確認のために月読の顔を見る。顎でツイと外に出ることを促され、いつも通りに生物準備室へと足を運んだ。
「どうすればいい。このままでは永遠に月曜日から出られないぞ。だが月読の行動はランダムで先が読めんしな……何か手立てはないものか」
わずかな待機時間で、俺はオーバーヒートするほどに脳を酷使する。完全に不規則な行動をとる相手への対策などありはしないのだが、それでもやり遂げなくてはならない。もう死ぬのはごめんだ。
「お待たせ」
ガラリとドアを開け、月読が近寄ってくる。その足音は軽快で、心なしか無表情な顔がほころんでいるようにも見える。
「何かいいことでもあったのか? やけに機嫌がよさそうだけど」
「タケルが今日正しい行動をしたから。休み時間にあの雌犬の手を簡単に取らなかったでしょ? —―そのあとは最低だけどね」
二人きりの時はタケル呼びになる。
今しがたまでの笑顔が去り、かなり怒っていらっしゃるようだ。
「別に嫌がってたわけじゃないんだが。かえって悪いことしたんじゃないかって気にしてるのに」
「他の子を気にしないでいいの。私といる今がすべてでいいじゃない」
流れがまずい。月読は切れ気味に恋愛話を繰り広げている。いつNGワードが飛び出てもおかしくないだろう。

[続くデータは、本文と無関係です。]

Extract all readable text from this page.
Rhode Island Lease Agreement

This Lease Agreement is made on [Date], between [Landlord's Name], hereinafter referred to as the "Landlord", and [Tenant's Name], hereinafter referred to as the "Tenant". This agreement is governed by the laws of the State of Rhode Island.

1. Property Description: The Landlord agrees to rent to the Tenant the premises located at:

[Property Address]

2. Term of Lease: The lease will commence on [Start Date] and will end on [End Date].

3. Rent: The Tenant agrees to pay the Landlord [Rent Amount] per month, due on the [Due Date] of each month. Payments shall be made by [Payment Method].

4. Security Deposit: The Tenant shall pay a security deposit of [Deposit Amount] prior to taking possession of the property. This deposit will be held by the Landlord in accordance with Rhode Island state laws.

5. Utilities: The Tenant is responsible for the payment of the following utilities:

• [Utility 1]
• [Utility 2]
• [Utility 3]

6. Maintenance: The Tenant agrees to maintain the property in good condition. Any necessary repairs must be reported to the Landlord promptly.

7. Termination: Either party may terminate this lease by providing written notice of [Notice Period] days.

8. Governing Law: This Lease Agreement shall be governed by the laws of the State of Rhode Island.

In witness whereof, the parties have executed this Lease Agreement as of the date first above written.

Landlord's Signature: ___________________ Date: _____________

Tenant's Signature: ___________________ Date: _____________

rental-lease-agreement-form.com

「月読、俺すごくお腹すいててさ。ちょっと飯を食いたいんだが」
「そう。今日はたくさん作ってきたから、思い切り食べてね」
「助かるよ。ん、俺の箸ってあるかな」
「一膳だけで十分よ。はい、あーん」
心臓が杭を打たれたようにズキリと痛む。ぐ……かろうじてセーフか。【はい、あーん】は大丈夫なんだな。
「タケルの口を独占したい。タケルの食べものは私が運びたい。だから――」
「わかった! わかったから、食べるよ。うむ、むぐむぐ。うん、美味い。相変わらず月読のレンチン技術は大したものだな!」
つまようじで腕を刺された。いってぇ……少しぐらい反撃の狼煙を上げてもいいじゃないか。
「今日は、少し変ね」
「変、とは?」
なんだ? 月読は何かに疑問を持っている。俺がやたら多弁だったのが癇に障ったのかな。行動が不審だったら申し訳ないが、こちらも実行可能な自衛手段だから見逃してほしい。
「何か追い詰められているような……その割には目立ってるし。行動がちぐはぐ」
「そうだったかな。自分じゃちょっとわからんよ。まあよく喋ったとは思うけど、別に変な話をしてたわけじゃない」
「そうね。私も全部聞いてたからそれは知ってる」
「…………だろ。うん、月読の気のせいじゃないかな」
そうかもしれない、とつぶやき、月読はもそもそと弁当を食べ始めた。彼女が深く考え込んでいたおかげで、俺はこの昼休みに死亡することはなかった。